Deadlines don’t care if you are feeling under the weather, and there is always something that needs to be covered or a story that needs to be written. If anything, I find that feeling like something left on the barn floor after the cows went to the pasture, tends to make me grumpier and at times short-tempered.
This is only aggravated by the challenges of learning new technology. For years, The Star News has used Adobe products for laying out the paper.
As what happens when any giant multi-national company gets too much of the market share, they put the squeeze on.
As anyone who is a fan of vampire stories can tell you, the challenge of being a bloodsucker is in leaving just enough blood left so that your victim remains alive. This is something that giant companies have missed, or perhaps they never heard that saying about trying to get blood from a turnip.

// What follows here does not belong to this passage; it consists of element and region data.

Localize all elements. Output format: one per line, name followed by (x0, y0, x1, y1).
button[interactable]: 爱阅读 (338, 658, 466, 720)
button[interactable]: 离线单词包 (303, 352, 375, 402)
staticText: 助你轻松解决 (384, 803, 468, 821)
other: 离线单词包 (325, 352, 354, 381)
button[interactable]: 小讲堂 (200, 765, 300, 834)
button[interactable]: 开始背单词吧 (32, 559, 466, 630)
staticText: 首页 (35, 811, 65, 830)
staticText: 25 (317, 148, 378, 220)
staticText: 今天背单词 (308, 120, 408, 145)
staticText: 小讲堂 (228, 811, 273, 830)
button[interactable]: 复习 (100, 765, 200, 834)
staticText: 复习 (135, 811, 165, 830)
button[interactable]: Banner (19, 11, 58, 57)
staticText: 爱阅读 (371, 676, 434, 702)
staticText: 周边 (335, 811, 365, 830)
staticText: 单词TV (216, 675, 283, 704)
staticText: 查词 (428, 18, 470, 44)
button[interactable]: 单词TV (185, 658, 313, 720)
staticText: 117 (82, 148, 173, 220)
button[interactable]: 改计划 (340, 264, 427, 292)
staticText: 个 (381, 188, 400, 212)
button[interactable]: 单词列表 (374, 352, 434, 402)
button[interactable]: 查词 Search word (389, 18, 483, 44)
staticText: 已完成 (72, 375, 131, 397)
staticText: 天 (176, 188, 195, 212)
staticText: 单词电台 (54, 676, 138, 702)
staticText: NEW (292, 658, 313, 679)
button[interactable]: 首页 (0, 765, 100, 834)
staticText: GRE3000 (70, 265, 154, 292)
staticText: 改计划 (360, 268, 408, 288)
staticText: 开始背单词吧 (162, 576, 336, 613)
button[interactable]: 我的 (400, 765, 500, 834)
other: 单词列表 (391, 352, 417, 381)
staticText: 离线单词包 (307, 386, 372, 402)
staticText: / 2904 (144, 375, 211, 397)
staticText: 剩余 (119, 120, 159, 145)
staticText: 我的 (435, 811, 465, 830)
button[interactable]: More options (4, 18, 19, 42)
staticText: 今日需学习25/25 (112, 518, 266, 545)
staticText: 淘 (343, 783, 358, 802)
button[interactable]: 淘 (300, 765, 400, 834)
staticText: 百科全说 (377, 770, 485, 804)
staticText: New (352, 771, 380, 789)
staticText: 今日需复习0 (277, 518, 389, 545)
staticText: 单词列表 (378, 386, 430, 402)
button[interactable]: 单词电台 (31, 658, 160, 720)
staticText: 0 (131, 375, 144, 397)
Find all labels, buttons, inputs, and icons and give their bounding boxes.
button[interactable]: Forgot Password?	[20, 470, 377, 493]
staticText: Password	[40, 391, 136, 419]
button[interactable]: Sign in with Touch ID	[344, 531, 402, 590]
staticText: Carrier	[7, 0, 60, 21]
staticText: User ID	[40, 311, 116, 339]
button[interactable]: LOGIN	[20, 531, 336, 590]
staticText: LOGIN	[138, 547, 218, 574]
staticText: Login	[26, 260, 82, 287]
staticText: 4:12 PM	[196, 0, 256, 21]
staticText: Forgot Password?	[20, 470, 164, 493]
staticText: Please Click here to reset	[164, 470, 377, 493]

Any technology change brings its challenges and in this case, as we work through the process, it has caused some headaches. Attempting to trouble shoot some of these problems has led me to more than once considering hunting down in the basement for the old waxer, warming up the light table and grabbing an X-acto knife to put the paper together by hand like we did it in the old days.
For the young whippersnappers out there, this was when we had actual darkrooms and would have maybe 72 exposures of film for a weekend event and had to know how to use a photo sizing wheel. It was back when pica poles weren’t just for pretend sword fights when people got punchy after putting a big project to bed and went home half-blinded from staring into fluorescent lights for hours on end.
I think the cold medicine may have influenced some of these thoughts.
It is human nature to pine away for the good old days, where things were simpler and when you opened the hood of your car you could actually find your battery without having to consult the owners manual.
Things have gotten better now. Not just with the technology, which, fingers crossed, we seem to have gotten over the learning curve hump with, but also with my cold.